There used to be a time when designers were trained in the history of composition. Now you just buy a fuckin' piece of software and now you've become a designer.
“Art Chantry … Is he a Luddite?” asks a Rhode Island School of Design poster promoting a Chantry lecture. “Or is he a graphic design hero?”
For decades this avatar of low-tech design has fought against the cheap and easy use of digital software. Chantry's homage to expired technology, and his inspired use of Xerox machines and X-Acto blade cuts of printed material, created a much-copied style during the grunge period and beyond.
Chantry's designs were published in Some People Can't Surf: The Graphic Design of Art Chantry (Chronicle Books), exhibited at the Seattle Art Museum, the Rock and Roll Hall of Fame, the Museum of Modern Art, the Smithsonian, and the Louvre.

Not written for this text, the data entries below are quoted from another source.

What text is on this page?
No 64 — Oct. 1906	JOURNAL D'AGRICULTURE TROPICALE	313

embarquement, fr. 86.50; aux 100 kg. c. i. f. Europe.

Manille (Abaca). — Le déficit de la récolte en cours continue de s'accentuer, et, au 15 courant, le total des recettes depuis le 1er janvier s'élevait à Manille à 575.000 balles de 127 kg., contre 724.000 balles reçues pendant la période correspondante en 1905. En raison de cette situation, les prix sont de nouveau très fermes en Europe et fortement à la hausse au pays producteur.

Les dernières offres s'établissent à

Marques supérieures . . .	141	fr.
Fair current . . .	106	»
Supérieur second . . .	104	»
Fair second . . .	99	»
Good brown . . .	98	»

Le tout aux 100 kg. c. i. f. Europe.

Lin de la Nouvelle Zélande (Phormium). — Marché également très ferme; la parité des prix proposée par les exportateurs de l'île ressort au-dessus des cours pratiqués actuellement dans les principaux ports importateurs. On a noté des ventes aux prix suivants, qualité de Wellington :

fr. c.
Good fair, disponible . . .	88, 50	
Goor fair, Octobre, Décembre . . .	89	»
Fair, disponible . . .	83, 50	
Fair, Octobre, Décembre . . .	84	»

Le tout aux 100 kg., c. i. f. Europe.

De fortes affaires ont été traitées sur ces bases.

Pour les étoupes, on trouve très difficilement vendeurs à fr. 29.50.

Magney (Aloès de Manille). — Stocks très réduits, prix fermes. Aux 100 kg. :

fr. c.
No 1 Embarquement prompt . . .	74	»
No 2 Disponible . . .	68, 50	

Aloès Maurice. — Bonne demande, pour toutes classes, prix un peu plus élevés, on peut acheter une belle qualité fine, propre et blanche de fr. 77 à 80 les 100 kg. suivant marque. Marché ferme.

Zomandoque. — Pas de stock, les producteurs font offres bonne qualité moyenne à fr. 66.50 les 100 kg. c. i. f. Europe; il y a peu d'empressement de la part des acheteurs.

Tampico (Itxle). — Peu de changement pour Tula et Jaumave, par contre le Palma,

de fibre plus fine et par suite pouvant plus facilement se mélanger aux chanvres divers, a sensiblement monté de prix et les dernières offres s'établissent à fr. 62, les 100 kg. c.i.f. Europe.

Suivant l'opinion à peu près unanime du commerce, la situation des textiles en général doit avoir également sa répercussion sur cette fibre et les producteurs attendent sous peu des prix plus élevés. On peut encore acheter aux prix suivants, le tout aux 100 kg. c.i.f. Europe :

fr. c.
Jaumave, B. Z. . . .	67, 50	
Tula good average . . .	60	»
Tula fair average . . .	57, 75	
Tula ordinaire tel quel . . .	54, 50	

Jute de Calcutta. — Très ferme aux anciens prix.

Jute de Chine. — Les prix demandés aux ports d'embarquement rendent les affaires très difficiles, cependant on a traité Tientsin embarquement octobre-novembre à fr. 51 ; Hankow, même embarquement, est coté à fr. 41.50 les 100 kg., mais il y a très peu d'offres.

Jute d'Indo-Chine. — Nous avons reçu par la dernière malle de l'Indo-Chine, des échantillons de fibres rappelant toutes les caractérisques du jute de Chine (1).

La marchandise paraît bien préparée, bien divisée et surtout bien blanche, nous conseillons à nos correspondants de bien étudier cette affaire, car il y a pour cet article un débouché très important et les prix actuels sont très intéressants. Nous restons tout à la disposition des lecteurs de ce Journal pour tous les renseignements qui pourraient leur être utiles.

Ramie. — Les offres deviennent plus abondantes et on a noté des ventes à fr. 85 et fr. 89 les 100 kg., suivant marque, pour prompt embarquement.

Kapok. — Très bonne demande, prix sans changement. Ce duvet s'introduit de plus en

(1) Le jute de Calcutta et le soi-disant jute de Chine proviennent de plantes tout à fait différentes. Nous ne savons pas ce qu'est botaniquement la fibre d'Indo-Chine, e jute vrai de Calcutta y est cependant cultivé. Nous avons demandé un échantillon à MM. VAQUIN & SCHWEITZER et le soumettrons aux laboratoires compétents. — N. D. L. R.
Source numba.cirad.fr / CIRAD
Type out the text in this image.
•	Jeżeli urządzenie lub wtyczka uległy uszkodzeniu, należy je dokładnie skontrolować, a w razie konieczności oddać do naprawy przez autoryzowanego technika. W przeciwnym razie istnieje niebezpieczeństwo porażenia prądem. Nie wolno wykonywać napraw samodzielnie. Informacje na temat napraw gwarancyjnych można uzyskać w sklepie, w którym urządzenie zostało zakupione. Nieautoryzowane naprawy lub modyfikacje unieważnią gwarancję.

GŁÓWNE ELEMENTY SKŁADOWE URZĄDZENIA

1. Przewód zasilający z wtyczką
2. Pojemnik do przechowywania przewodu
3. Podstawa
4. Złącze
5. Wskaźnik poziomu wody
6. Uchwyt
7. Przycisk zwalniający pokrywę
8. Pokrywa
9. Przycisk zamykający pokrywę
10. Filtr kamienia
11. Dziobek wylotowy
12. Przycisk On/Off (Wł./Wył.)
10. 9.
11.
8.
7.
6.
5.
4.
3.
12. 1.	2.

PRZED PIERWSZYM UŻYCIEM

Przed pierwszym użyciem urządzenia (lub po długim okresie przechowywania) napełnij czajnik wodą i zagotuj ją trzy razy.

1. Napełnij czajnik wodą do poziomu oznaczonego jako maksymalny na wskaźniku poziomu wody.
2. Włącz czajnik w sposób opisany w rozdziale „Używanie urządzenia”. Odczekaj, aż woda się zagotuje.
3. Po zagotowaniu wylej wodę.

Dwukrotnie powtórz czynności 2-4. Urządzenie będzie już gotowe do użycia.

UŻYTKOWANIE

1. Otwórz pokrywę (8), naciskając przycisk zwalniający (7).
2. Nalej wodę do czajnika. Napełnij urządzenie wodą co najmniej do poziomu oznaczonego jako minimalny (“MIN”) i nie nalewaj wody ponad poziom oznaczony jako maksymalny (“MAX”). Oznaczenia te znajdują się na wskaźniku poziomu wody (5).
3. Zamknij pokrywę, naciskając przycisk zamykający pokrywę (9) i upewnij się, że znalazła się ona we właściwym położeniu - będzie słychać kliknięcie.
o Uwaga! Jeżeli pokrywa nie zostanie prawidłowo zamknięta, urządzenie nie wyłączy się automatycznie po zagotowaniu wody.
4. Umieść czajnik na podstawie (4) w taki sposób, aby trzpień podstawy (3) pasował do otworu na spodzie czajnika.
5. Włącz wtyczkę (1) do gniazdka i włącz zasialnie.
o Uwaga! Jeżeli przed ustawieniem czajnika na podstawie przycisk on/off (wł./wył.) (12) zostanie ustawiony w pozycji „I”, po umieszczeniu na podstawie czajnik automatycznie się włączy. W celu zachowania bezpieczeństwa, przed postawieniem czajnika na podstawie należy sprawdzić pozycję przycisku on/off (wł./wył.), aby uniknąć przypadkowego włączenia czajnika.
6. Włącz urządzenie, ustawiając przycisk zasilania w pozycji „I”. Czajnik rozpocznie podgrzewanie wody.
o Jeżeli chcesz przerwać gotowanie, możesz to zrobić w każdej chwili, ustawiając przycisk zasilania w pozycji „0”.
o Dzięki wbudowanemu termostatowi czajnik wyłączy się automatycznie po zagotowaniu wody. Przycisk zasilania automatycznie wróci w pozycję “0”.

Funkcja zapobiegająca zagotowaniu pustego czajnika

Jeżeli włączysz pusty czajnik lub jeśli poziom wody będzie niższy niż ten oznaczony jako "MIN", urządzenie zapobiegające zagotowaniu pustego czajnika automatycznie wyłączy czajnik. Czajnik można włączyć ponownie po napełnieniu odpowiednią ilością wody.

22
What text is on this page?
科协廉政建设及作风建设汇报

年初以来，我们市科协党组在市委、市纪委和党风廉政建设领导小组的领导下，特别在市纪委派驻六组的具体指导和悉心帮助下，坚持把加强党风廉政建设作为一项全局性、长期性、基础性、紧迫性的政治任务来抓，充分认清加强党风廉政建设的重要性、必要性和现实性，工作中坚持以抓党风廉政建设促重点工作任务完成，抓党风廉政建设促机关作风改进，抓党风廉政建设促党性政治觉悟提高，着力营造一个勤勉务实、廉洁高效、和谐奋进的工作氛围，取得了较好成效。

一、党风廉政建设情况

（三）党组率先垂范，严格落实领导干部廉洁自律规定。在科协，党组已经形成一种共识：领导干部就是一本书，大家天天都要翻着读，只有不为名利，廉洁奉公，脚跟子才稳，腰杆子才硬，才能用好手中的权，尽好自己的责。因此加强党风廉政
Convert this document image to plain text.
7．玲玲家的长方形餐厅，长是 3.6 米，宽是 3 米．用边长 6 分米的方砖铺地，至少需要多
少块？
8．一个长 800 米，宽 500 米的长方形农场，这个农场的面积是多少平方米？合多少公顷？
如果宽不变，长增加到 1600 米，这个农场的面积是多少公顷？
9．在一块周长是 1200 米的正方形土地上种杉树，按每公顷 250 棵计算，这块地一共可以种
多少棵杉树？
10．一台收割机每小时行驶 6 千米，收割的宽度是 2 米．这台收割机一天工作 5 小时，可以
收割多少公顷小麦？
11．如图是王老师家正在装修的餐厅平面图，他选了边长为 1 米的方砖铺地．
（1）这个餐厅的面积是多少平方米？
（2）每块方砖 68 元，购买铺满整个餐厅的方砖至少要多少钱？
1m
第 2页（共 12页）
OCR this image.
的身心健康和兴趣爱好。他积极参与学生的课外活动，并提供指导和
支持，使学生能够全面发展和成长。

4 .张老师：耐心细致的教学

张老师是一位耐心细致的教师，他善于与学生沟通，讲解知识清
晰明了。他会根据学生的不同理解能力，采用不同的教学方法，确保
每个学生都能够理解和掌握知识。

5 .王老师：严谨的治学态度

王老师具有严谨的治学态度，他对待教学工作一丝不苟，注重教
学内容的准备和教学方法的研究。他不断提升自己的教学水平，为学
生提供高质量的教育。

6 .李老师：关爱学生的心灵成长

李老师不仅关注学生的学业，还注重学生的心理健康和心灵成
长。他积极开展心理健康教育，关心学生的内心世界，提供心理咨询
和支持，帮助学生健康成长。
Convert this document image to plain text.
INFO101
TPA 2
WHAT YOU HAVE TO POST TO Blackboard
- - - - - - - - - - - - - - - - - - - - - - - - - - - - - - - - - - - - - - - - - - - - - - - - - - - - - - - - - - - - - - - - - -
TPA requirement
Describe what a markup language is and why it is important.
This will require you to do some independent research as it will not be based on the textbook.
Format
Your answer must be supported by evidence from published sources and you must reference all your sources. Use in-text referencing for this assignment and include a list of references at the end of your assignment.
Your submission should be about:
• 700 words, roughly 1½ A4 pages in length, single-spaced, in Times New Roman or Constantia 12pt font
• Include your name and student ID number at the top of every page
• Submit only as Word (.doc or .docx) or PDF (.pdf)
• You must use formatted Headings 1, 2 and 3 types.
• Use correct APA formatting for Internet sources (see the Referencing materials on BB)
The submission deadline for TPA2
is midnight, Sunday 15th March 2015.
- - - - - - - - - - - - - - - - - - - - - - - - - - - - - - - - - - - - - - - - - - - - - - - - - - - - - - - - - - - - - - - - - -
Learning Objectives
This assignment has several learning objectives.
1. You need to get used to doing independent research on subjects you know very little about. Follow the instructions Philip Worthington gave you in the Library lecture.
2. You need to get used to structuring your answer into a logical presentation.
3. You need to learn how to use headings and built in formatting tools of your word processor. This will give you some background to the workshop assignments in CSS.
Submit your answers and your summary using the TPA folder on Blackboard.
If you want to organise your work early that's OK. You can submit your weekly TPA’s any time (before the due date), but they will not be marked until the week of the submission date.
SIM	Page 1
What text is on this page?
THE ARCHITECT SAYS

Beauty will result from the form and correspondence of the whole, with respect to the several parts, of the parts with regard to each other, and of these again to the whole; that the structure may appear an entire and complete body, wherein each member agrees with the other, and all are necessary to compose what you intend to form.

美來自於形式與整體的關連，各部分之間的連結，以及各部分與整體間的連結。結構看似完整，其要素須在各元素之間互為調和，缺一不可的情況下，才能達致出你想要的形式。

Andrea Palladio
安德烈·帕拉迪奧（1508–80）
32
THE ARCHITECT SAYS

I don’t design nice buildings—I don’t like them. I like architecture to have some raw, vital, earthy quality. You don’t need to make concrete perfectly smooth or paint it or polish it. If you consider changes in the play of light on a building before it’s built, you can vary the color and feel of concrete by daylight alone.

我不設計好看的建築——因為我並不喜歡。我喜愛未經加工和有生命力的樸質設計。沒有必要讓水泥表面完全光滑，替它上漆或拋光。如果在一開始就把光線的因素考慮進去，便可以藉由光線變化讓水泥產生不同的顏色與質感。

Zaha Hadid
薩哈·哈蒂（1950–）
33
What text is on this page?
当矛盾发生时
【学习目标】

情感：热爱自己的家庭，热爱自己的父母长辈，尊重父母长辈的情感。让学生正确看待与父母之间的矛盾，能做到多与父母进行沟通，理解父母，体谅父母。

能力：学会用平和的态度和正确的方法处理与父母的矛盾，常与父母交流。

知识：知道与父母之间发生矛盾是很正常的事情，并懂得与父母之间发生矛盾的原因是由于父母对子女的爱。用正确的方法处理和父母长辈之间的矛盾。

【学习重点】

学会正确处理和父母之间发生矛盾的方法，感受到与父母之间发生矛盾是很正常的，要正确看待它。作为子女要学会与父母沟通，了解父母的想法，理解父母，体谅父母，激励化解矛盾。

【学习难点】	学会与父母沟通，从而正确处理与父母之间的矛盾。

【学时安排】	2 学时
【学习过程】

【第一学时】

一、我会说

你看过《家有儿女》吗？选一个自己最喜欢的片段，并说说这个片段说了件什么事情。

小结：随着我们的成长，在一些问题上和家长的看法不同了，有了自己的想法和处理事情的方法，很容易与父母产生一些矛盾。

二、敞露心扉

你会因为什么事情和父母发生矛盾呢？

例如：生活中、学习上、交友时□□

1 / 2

More recently, Chantry has drawn upon his extraordinary collection of twentieth-century graphic art to create compelling histories of the forgotten and unknown on essays he has posted on his Facebook page. These essays might lionize the unrecognized illustrators of screws, wrenches, and pipes in equipment catalogs. Other posts might reveal how some famous artists were improperly recognized.
Art Chantry Speaks is the kind of opinionated art history you've always wanted to read but were never assigned.